All us cousins squealed and ran toward him, the sandy dirt springing up in the air as we sprinted toward our captain. Cocoon Man, Cougar Boy, the Raccoon Sisters, Tiger Man–yep, we were all here and accounted for. We lingered in front of Butterfly Man in our elementary school bodies. He was the oldest cousin of the group and held high esteem in our minds.

“Torpedo Squid is here!” he bellowed. Hope and I screamed. We decided to be good that day. Some days we were evil and some days we were good. In our minds we occupied two personas. I guess you could say we were technically raccoon sister quadruplets. We were sneaky as could be switching back and forth between our two identities. It confused the crap out of the other kids, and sometimes each other.

Cocoon Man lurched his body up onto the playground equipment, our “battleship.”

“Everyone back on board!” he announced. Cocoon Man was Butterfly Man’s sidekick. Tiger Man and Cougar Boy took positions to fire out ship’s cannons. We sailed on scorching lava. No one could touch the sandy, dirty earth unless they were wearing lava proof shoes, flying with a jetpack or called a “time out.”

“BANG BANG BANG!” we all shouted and screamed. Torpedo Squid was going down. Hope and I took out our stick sniper rifles and fired at the villain. We ran across the swinging hanging wooden bridge, careful to not let the squid’s arms pull us into lava, which would have resulted in death, but most likely we would have come up with some miraculous escape or some miracle drug to heal us. Or, who knows, maybe we’d call a time out. Nevertheless, we escaped the squid’s reaching grasp and perched on the other side of the ship. We set our sticks in the direction of the enemy and added in some more “BOOM”s and “BANG”s.

Between the Raccoon Sister’s sniper rifles, Tiger Man and Cougar Boy’s cannons and the rock-like grenades of Cocoon Boy, we did some serious damage. But ultimately, it was Butterfly Man who defeated the squid.

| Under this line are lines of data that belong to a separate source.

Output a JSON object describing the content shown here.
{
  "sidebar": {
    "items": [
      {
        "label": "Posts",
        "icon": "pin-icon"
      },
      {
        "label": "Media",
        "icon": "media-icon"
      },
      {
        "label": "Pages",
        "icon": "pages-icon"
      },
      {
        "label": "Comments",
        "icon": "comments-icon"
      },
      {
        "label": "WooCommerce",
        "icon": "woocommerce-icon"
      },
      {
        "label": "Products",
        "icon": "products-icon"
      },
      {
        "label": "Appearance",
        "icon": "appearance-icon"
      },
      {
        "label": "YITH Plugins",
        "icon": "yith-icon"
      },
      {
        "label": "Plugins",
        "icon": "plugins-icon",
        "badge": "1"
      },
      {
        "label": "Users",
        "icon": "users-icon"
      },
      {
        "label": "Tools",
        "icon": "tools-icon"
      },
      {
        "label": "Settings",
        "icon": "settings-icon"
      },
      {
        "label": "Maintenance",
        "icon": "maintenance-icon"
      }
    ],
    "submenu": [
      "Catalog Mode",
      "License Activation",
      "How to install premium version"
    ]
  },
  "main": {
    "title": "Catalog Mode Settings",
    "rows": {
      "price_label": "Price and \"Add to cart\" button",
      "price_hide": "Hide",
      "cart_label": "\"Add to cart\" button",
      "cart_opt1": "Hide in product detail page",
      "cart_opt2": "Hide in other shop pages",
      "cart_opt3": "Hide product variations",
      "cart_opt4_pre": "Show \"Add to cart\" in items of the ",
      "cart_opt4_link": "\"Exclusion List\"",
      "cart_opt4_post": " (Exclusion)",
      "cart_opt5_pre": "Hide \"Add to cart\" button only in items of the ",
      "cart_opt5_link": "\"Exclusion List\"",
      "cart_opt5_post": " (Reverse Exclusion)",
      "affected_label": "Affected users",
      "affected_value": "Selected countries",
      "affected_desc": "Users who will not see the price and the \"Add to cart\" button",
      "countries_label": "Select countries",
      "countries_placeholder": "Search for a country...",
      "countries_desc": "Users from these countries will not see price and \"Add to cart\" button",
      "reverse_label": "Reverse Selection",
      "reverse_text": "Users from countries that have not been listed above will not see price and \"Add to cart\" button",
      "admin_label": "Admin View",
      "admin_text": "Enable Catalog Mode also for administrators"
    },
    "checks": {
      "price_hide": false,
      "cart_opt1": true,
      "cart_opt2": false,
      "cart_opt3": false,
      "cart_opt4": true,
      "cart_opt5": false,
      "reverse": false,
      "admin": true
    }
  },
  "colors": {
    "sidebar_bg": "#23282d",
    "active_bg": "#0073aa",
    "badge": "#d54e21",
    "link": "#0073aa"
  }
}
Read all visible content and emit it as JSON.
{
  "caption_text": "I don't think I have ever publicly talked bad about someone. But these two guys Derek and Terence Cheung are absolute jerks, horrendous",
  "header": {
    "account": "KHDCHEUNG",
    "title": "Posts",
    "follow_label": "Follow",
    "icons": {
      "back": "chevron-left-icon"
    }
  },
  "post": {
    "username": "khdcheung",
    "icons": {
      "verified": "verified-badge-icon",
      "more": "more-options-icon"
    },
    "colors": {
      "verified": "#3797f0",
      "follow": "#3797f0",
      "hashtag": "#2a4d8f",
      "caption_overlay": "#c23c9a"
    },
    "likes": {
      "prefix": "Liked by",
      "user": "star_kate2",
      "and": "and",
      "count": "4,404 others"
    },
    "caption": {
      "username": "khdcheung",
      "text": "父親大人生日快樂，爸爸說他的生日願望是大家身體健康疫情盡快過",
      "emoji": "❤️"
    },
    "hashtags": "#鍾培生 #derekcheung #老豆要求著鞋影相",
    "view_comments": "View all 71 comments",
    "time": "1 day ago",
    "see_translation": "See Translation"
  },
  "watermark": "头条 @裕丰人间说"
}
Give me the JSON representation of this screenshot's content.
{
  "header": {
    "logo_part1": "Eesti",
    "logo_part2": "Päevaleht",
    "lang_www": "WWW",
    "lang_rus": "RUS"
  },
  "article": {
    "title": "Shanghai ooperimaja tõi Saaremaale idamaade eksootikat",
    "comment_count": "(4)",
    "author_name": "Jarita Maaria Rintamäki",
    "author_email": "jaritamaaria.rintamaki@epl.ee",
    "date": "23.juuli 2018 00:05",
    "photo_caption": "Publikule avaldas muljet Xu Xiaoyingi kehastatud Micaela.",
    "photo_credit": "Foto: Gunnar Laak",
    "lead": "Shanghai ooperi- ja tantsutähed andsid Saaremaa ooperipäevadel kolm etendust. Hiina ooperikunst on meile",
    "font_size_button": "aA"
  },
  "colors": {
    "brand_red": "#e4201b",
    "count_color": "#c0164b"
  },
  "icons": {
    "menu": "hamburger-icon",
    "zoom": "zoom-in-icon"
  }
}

The only one with wings, Gabe jumped one foot off the platform, spread his arms and ran around in circles. He picked up a rock, wound up his arm and launched it as hard as he could.

“I hit him right in the forehead and killed him,” Butterfly Man announced to us all, helping us make sense of everything we had just seen. We all cheered. The world had yet again been saved by five elementary school kids on the playground.

Butterfly Man started with one little remark made by my father.  “He’d make a better Butterfly Man than Batman,” my father said of some actor in one of the old Batman films. The name and image of the actor has never been in my memory. It’s the “Butterfly Man” part that stood out. Some of us cousins happened to be around when my dad said this, and we picked up on the remark right away. The thought took us over like wildfire and before we knew it, we had spent hours and hours on that playground set–our adventures limited to only our imaginations.